I have to decice if the following function is Lebesgue-integrable on $[0,1]$:
$$g(x)=\frac{1}x\cos\left(\frac{1}x\right) $$ where $x\in[0,1]$.
$g(x)$ is Lebesgue integrable if and only if the integral of $|g(x)|$ is finite
So, $\int_{[0,1]} |\frac{1}x\cos\left(\frac{1}x\right)| dm < infinite???$
I don't know how to proof that,
I have thought about using the monotone convergence theorem but I don't have any idea of how to define $f_n$ a sequence of measurable functions.
On
First observe that: $$ \int_0^1 |g(x)|~dx=\int^1_0 \left|\frac{1}x\cos\left(\frac{1}x\right)\right|~dx\\ =\int^\infty_1 \left|\frac{1}x\cos\left(x\right)\right|~dx $$ We have: $$ \int^\infty_1 \left|\frac{1}x\cos\left(x\right)\right|~dx\geq \sum_{n=1}^{\infty}\int^{2(n+1)\pi}_{2n\pi} \left|\frac{1}x\cos\left(x\right)\right|~dx\\ \geq \sum_{n=1}^{\infty}\frac{1}{2(n+1)\pi}\int^{2(n+1)\pi}_{2n\pi} \left|\cos\left(x\right)\right|~dx\\ =\int^{0}_{2\pi} \left|\cos\left(x\right)\right| ~dx\times \sum_{n=1}^{\infty}\frac{1}{2(n+1)\pi} $$ The right hand side diverges and hence the integral diverges.

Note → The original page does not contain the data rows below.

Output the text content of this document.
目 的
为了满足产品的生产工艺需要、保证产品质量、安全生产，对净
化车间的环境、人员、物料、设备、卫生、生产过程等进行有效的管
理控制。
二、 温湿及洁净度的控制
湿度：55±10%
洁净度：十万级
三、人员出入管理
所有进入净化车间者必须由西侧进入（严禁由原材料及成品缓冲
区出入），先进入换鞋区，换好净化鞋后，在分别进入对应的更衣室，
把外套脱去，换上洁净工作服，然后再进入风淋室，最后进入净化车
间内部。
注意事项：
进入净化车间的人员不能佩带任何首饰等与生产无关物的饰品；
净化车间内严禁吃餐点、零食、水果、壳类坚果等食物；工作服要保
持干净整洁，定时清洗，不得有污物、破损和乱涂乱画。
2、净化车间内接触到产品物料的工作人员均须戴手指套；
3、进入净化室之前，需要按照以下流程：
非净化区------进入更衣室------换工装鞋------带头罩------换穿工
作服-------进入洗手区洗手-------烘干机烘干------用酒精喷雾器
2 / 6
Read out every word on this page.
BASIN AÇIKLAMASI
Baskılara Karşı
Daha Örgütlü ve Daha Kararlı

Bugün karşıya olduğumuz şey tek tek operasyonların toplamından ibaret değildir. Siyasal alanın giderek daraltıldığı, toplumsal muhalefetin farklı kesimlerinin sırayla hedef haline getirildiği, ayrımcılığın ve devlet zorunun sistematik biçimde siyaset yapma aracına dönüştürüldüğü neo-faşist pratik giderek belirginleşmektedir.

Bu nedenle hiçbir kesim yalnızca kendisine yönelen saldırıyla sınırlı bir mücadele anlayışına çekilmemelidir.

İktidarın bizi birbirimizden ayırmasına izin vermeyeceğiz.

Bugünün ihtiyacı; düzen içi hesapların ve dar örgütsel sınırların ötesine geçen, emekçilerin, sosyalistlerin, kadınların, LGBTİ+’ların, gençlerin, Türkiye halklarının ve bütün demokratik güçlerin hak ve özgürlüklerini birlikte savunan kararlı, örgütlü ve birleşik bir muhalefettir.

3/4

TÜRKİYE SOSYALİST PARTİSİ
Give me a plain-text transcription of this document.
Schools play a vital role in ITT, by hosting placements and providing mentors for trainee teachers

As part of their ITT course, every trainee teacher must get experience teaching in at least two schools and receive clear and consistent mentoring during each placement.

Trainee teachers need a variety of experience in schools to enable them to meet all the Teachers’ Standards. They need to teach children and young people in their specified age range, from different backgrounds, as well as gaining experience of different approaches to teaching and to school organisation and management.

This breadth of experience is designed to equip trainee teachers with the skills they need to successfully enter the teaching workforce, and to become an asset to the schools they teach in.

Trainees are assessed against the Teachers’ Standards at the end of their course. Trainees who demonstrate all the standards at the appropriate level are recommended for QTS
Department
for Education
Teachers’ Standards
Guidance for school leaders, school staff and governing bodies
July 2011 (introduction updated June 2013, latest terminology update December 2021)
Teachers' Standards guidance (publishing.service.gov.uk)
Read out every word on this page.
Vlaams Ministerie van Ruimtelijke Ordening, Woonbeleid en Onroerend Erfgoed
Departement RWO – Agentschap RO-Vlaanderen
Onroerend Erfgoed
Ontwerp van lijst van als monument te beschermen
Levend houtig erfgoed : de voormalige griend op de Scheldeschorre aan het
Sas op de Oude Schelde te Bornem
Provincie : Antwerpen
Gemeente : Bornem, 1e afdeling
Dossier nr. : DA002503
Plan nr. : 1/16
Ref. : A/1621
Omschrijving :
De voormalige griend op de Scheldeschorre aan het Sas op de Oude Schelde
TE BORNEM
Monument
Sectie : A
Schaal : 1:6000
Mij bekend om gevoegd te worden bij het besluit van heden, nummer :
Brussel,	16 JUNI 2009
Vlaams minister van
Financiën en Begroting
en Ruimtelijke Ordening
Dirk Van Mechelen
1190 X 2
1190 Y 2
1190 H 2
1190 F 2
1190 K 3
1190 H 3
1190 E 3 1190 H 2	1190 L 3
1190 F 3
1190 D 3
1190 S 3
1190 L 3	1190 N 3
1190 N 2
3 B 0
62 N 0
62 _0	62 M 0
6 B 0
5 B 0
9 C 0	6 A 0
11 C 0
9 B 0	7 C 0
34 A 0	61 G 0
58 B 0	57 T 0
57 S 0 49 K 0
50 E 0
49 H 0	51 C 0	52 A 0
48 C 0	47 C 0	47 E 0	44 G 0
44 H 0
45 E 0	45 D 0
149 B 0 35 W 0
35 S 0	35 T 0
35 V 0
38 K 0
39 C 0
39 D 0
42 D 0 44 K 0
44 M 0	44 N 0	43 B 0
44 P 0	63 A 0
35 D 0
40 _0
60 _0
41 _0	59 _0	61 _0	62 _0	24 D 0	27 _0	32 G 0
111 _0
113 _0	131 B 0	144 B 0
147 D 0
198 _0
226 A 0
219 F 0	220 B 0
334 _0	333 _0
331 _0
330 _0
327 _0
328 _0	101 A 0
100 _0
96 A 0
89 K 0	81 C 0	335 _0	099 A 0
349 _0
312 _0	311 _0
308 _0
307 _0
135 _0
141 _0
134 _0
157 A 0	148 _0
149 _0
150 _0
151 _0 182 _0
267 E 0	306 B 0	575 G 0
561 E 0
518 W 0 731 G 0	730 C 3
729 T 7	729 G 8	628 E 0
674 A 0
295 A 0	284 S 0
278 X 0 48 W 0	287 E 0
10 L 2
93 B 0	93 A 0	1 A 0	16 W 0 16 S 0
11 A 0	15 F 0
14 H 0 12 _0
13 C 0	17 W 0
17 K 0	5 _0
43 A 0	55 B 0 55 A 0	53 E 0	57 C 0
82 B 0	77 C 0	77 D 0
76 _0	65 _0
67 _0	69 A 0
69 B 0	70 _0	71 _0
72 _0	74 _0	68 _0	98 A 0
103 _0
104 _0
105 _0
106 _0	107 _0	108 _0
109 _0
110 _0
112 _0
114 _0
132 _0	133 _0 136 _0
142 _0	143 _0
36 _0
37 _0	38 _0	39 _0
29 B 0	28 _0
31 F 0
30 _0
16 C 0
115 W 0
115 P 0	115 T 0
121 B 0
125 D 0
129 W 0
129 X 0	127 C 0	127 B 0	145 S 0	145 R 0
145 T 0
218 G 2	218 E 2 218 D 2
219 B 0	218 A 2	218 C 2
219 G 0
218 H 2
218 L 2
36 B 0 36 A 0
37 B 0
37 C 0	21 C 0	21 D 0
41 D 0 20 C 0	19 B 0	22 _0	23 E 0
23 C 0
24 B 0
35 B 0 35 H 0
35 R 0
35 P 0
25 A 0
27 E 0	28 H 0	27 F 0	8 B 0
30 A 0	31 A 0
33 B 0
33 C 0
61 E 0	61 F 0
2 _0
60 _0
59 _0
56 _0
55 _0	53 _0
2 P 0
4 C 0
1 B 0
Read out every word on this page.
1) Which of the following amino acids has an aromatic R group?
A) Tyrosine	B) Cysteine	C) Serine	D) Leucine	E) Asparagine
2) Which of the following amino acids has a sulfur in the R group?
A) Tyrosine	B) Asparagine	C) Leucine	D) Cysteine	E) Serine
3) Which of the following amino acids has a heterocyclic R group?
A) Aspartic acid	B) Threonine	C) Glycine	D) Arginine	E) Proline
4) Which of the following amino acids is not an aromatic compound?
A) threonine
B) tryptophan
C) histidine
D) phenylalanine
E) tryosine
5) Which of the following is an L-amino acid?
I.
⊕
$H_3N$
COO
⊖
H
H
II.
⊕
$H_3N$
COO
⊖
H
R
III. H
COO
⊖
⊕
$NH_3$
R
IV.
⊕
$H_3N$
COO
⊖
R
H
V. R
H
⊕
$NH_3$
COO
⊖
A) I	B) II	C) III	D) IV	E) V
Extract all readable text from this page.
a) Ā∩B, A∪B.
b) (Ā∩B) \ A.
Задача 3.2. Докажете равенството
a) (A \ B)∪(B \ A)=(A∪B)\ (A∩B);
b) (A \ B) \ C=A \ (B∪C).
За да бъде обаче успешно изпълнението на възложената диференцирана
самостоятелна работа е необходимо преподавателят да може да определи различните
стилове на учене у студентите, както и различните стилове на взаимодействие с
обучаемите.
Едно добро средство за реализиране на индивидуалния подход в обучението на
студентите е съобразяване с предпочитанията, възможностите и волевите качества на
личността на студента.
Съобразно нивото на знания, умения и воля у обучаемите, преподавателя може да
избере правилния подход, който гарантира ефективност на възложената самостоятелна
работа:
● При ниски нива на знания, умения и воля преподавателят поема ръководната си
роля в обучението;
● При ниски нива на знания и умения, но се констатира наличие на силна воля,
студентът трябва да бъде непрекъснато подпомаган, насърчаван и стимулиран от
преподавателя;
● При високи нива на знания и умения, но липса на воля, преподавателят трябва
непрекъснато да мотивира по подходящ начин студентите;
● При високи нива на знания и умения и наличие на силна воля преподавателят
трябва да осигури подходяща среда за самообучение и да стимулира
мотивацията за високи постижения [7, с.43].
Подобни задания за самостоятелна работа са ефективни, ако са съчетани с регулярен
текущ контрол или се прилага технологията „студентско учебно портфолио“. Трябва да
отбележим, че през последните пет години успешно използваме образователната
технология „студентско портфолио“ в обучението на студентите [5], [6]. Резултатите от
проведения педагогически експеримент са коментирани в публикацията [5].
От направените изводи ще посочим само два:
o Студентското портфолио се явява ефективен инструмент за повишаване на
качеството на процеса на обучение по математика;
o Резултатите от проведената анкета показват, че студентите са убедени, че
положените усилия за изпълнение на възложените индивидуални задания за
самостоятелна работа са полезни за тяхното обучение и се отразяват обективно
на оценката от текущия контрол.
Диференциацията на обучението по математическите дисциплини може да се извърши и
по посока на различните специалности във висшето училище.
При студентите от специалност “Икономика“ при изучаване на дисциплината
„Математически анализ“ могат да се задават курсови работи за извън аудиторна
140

Heuristically, each peak in the graph of $|\frac1x\cos\frac1x|$ contributes to the integral by something roughly proportional to the product of its height and width.
The height of the peak centered at $x_0$ is of course $\frac1{x_0}$. The width is inversely proportional to the (absolute value of) the derivative of $\frac 1x$ at $x_0$ (since all the peaks of $\cos$ itself are equally wide).
So, roughly, the peak at $x_0$ has area proportional to $\frac{1/x_0}{\left|-1/x_0^2\right|} = x_0$ itself.
There's a peak at $x_0 = \frac{1}{(n+\frac12)\pi/2}$ for each integer $n$. The sum of these areas are a harmonic series, which diverges.
It is probably possible to convert this to a rigorous proof by bounding $|g(x)|$ from below by a sequence of disjoint rectangles (one for each peak) whose total areas diverge.